Unless I am REALLY missing something, it is next to impossible to go from a blurry distorted image to pin-sharp. Really close to impossible. It is a matter of data. If you start from blurry, you cannot actually obtain the information required to unblur it. It does not exist. Therefore, any results are fundamentally speculative. Contrast Levels are not exactly the same thing, since you are only shifting data already there. Edge enhancement, sharpness, is not actually representative of what the objects actually looked like. There is a big difference between taking a blurry box and enhancing the edges and taking somebodies face and effectively "refocusing" the image so you can see facial features more clearly. You could say this is a step closer and certainly novel approach to the problem. To actually get to science fiction levels of performance may be not actually be possible though.
Not really useful at all. At least from an evidence point of view. Since you cannot really be sure if that is the individual in the picture, the best you can approximate is closer to one of those sketches they provide. I'm not being racist, but certain races do look similar. If you took 100 Chinese people for example, and started progressively blurring their pictures, you would start to get pictures that you could not make a distinction between them, much less a definitive identification.

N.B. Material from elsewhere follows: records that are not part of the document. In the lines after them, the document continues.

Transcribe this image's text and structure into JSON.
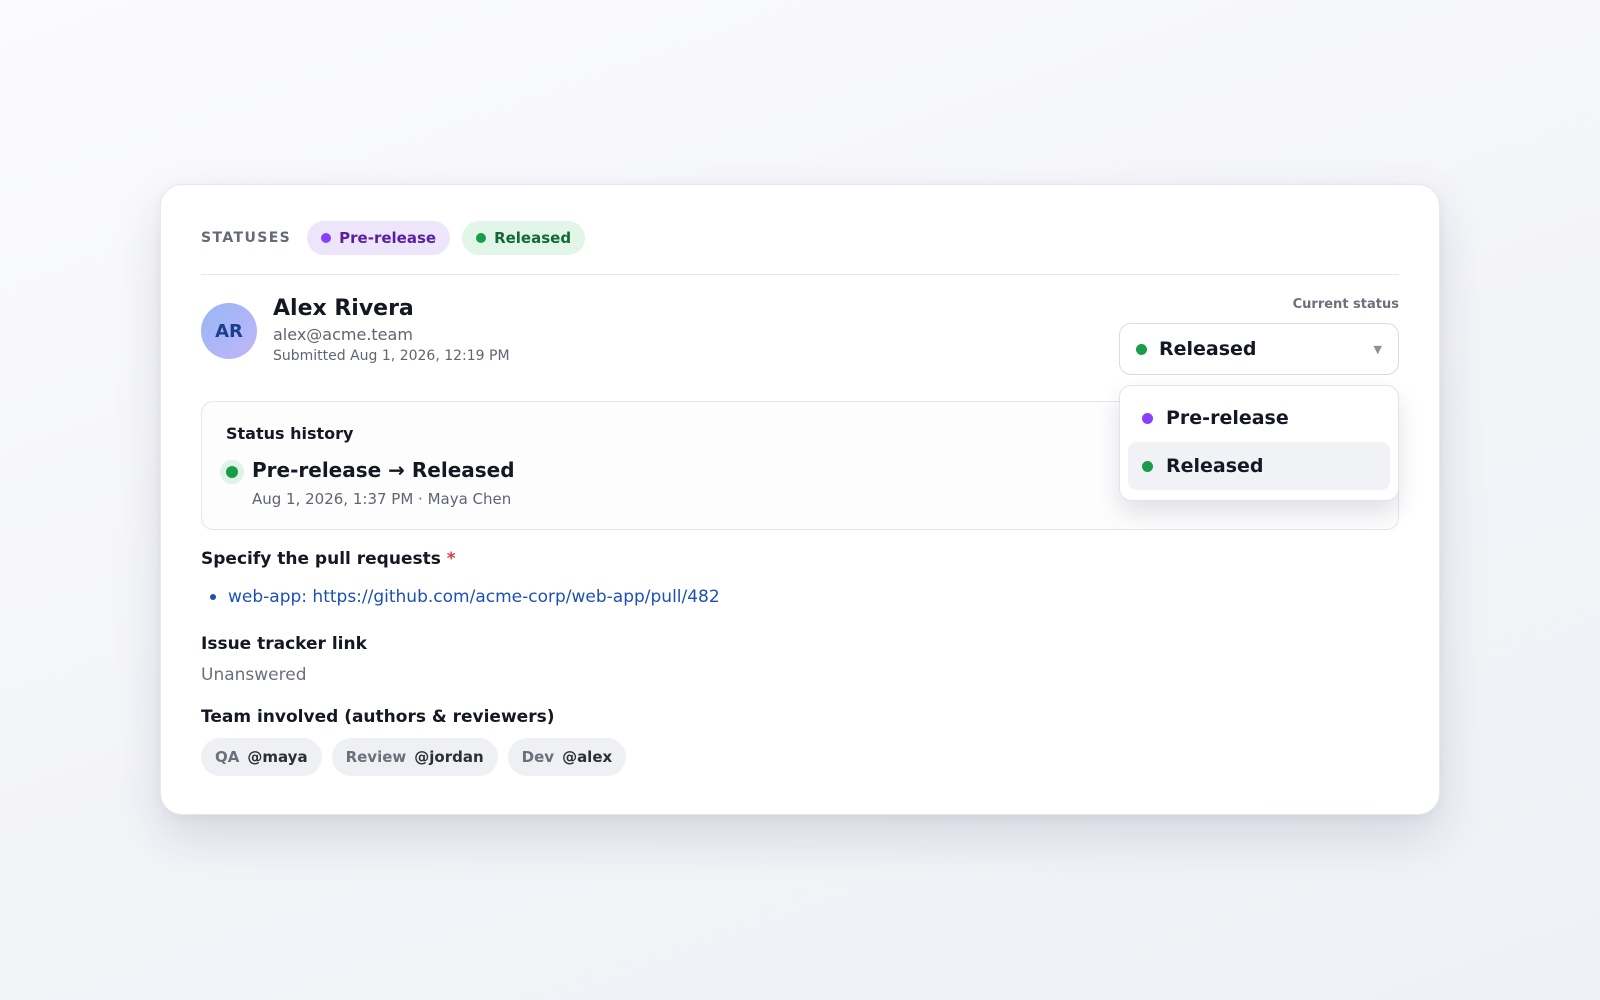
{
  "statuses": {
    "label": "STATUSES",
    "chips": [
      {
        "label": "Pre-release",
        "color": "#8a3ffc"
      },
      {
        "label": "Released",
        "color": "#1a9c4a"
      }
    ]
  },
  "user": {
    "initials": "AR",
    "name": "Alex Rivera",
    "email": "alex@acme.team",
    "submitted": "Submitted Aug 1, 2026, 12:19 PM"
  },
  "current_status": {
    "label": "Current status",
    "value": "Released",
    "options": [
      {
        "label": "Pre-release",
        "color": "#8a3ffc",
        "selected": false
      },
      {
        "label": "Released",
        "color": "#1a9c4a",
        "selected": true
      }
    ]
  },
  "history": {
    "title": "Status history",
    "entries": [
      {
        "change": "Pre-release → Released",
        "meta": "Aug 1, 2026, 1:37 PM · Maya Chen"
      }
    ]
  },
  "questions": {
    "pull_requests": {
      "label": "Specify the pull requests",
      "required_mark": "*",
      "items": [
        "web-app: https://github.com/acme-corp/web-app/pull/482"
      ]
    },
    "issue_tracker": {
      "label": "Issue tracker link",
      "answer": "Unanswered"
    },
    "team": {
      "label": "Team involved (authors & reviewers)",
      "members": [
        {
          "role": "QA",
          "handle": "@maya"
        },
        {
          "role": "Review",
          "handle": "@jordan"
        },
        {
          "role": "Dev",
          "handle": "@alex"
        }
      ]
    }
  }
}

So there had better be some corroborating evidence, since it won't take too much of an expert witness to shoot that down. So it would be better to say it could help identify possible suspects, not individuals. Burden of proof, reasonable doubt, and so on.
Another thought, even more concerning, is that if you took those 100 pictures and showed them to a test group that saw before and after shots for each individual, how effectively could they make identifications? What about a test group showed only the after shots? My point being, is that if you are predisposed towards identifying a certain individual you are more likely to do so. In fact, people remember faces in a similar way be exaggerating facial features. I believe it is referred to as face perception. So it might be possible for the human brain to identify, incorrectly, an individual from one of those blurred images. All in all, not solid enough for legal purposes, which CCTV identifications of individuals and license plates are certainly used for.
I could be wrong, but until I see actual pictures, I will have to play the part of the skeptic.
Great idea, and certainly thinking outside of the box, so they deserve respect for their work.
A first pass analysis certainly reveals some elements of Metropolis-Hastings may have been folded in but they do not comprise the entirety of the final solution which seems instead to be bulked up by a n'th pass reverse locality filter feeding off a more traditionally schwelpian treatment of the core triplets. Interestingly every fifth haynes cosignatory node seems to be commulated back to it's quatenary closest fit counterpart.